After some experience playing both with and against this card, my conclusion is: it isn't as good as it looks, which is a bit concerning given that (at least to me) it only looked decently good rather than amazing.
The three main ways in which a piece of ICE can have a good effect are stopping power, taxing power, and the facecheck. But Mycoweb doesn't seem to do particularly well in any of those dimensions.
Let's look at the facecheck first. Jinteki generally only wants to spend 8 on rezzing one piece of ICE in the early game if it does enough damage to the Runner in the process to make up for the cost of the rez. Spending 8 is quite the tempo hit, potentially taking a couple of turns to recover from – but that's forgiveable if you land a hit on the Runner that also takes a couple of turns to recover from. In this case, though, an early-game rez of Mycoweb frequently does nothing at all: in the early game you normally need to install all the ICE you draw (meaning that it doesn't end up in Archives), if you spent 8 on a rez then you won't be able to rez anything else impactful even with the 2 discount, and you're unlikely to have another spiky sentry or code gate rezzed to copy a subroutine from. Some Runner decks opposite will keep the "period of time where rezzing Mycoweb is useless" around well into the mid-game; in one game I played as a Runner, the opponent rezzed a Mycoweb when I already had a decoder installed (hoping that I would pay the costs to break it), I judged that the subroutines would do less damage than the break cost and let them fire, and the Corp realised that none of the subroutines actually did anything useful in the gamestate at the time and had to let me past.
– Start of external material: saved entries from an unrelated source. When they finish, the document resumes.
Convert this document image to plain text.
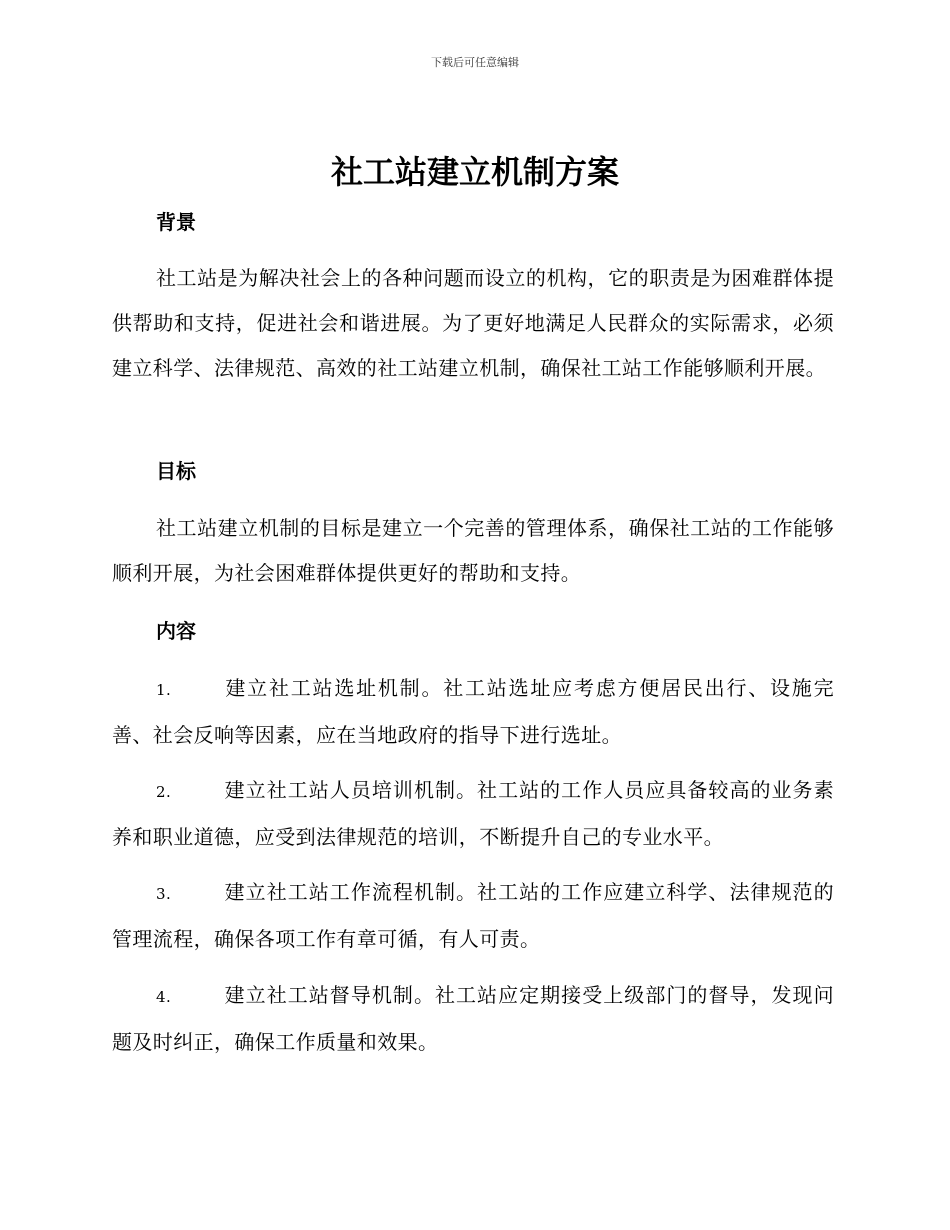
下载后可任意编辑
社工站建立机制方案
背景

社工站是为解决社会上的各种问题而设立的机构，它的职责是为困难群体提供帮助和支持，促进社会和谐进展。为了更好地满足人民群众的实际需求，必须建立科学、法律规范、高效的社工站建立机制，确保社工站工作能够顺利开展。

目标

社工站建立机制的目标是建立一个完善的管理体系，确保社工站的工作能够顺利开展，为社会困难群体提供更好的帮助和支持。

内容

1.	建立社工站选址机制。社工站选址应考虑方便居民出行、设施完善、社会反响等因素，应在当地政府的指导下进行选址。

2.	建立社工站人员培训机制。社工站的工作人员应具备较高的业务素养和职业道德，应受到法律规范的培训，不断提升自己的专业水平。

3.	建立社工站工作流程机制。社工站的工作应建立科学、法律规范的管理流程，确保各项工作有章可循，有人可责。

4.	建立社工站督导机制。社工站应定期接受上级部门的督导，发现问题及时纠正，确保工作质量和效果。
In the very late game, the facecheck would theoretically be more impactful, if you could get the subroutines to fire – maybe by that point in time you have a lot of highly-damaging subroutines to copy, and Archives might be loaded with ICE (especially if the opponent is trashing it). But at that stage of the game, the facecheck doesn't matter so much because the opponent will almost certainly have a way past the ICE anyway (especially because ICE installed late tends to be on the outside of a server, the most vulnerable location).
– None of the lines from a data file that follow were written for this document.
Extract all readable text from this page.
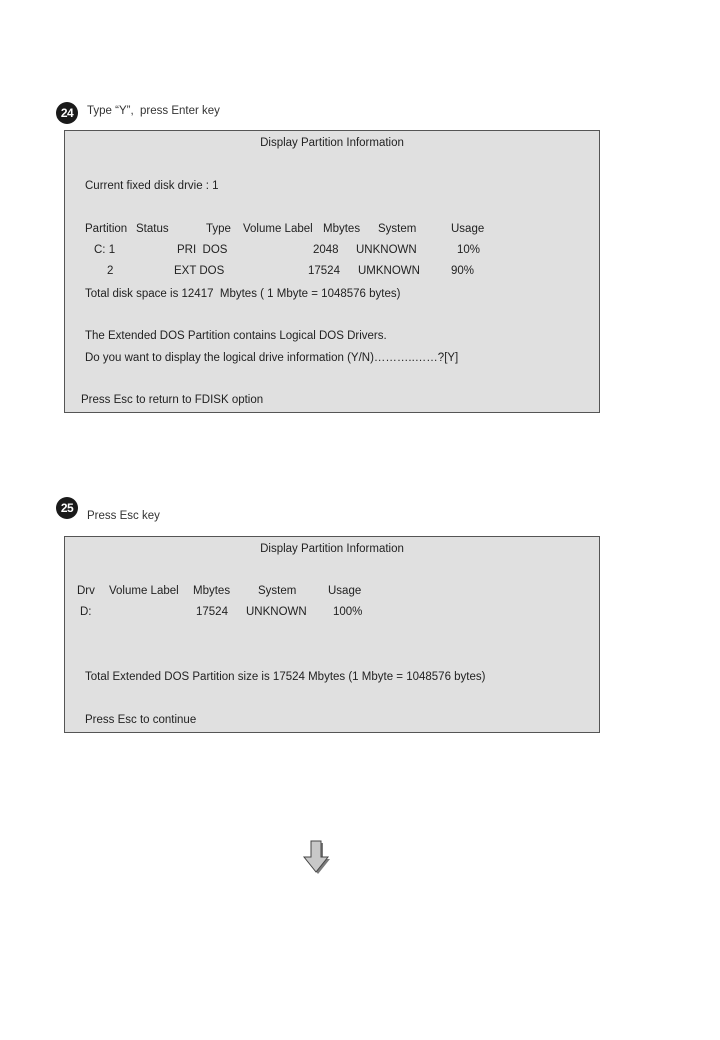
24	Type “Y”,  press Enter key
Display Partition Information
Current fixed disk drvie : 1
Partition Status	Type Volume Label Mbytes System	Usage
C: 1	PRI  DOS	2048 UNKNOWN	10%
2	EXT DOS	17524 UMKNOWN	90%
Total disk space is 12417  Mbytes ( 1 Mbyte = 1048576 bytes)
The Extended DOS Partition contains Logical DOS Drivers.
Do you want to display the logical drive information (Y/N)………..……?[Y]
Press Esc to return to FDISK option
25
Press Esc key
Display Partition Information
Drv Volume Label Mbytes System	Usage
D:	17524 UNKNOWN 100%
Total Extended DOS Partition size is 17524 Mbytes (1 Mbyte = 1048576 bytes)
Press Esc to continue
What about stopping power? If someone is trying to make the critical game-winning run through a Mycoweb, they can usually get through by matching 5 strength and breaking two subroutines (the last two). Mycoweb is in a weird spot where it has a lot of subroutines, but they rely a lot on synergy in order to work, e.g. the first two subroutines usually have no immediate impact other than setting up the last two subroutines (although they are helpful for future runs). In one of my games, I was trying to steal the last required agenda point from R&D with low credits and dubious breakers, and couldn't afford to break all the subroutines – so I just broke half the subroutines, and still got in. In the early game, the stopping power is even worse – you can't use a Mycoweb to stop a steal unless you have a run-ending sentry or code gate rezzed already, or rezzable from the play area or Archives, and you won't be able to afford both the ICE to copy and the Mycoweb. As such, the stopping power is somewhere between "somewhat porous" (late-game) and "this doesn't matter at all" (early-game). One way you can try to patch up this weakness is to play ICE like Anemone that make the first two subroutines relevant even on a last desperate run; but this is only a tax of 1–2 more, so the synergy probably isn't worth it unless your deck wants to play Anemone anyway.
I was initially expecting the taxing element to be the best part of Mycoweb, and it is, but it still isn't as good as I'd like. The basic issue is that the normal approach to taxing ICE is to put it on a server that the opponent's deck wants to run repeatedly (e.g. R&D against certain Shapers) in order to limit the number of runs that they can make there (via forcing them to spend more money, and thus more time repairing their economy between each run). In order to get value for that, you want to have your taxing ICE rezzed early – otherwise the opponent will get most of their value runs in the early game and just switch server once you've spent effort in fortifying the server they were originally attacking. But Mycoweb isn't useful for taxing until you're already set up with additional ICE to copy, or appropriate ICE in Archives, so it only taxes through a small proportion of the game – and that mostly negates the purpose of taxing the opponent, because the number of runs you're stopping is low in absolute terms and thus the amount of damage you're doing to their gameplan doesn't justify Mycoweb's 8 rez cost. The actual amount taxed is also smaller than it looks: decoders are generally more efficient at breaking things than fracters or killers, the opponent can know or guess that some of the subroutines might be irrelevant and not break it, and the opponent may consider face-tanking the subroutines in certain gamestates (often the best you can do with the last two subroutines is 3ish net damage, which most runners are capable of tanking if they don't have to do it too often).
I'm not yet sure whether Mycoweb's status is "playable as a 1-of in most decks which synergise with them, because it's decent in the late-game", "playable only in decks which synergise with it particularly well", or "never worth it regardless of deck" – I don't have enough experience with or against it to work out in which of those categories it falls. But I don't think it's a staple, and your deck would need to fit it particularly well to consider playing it at 3 copies.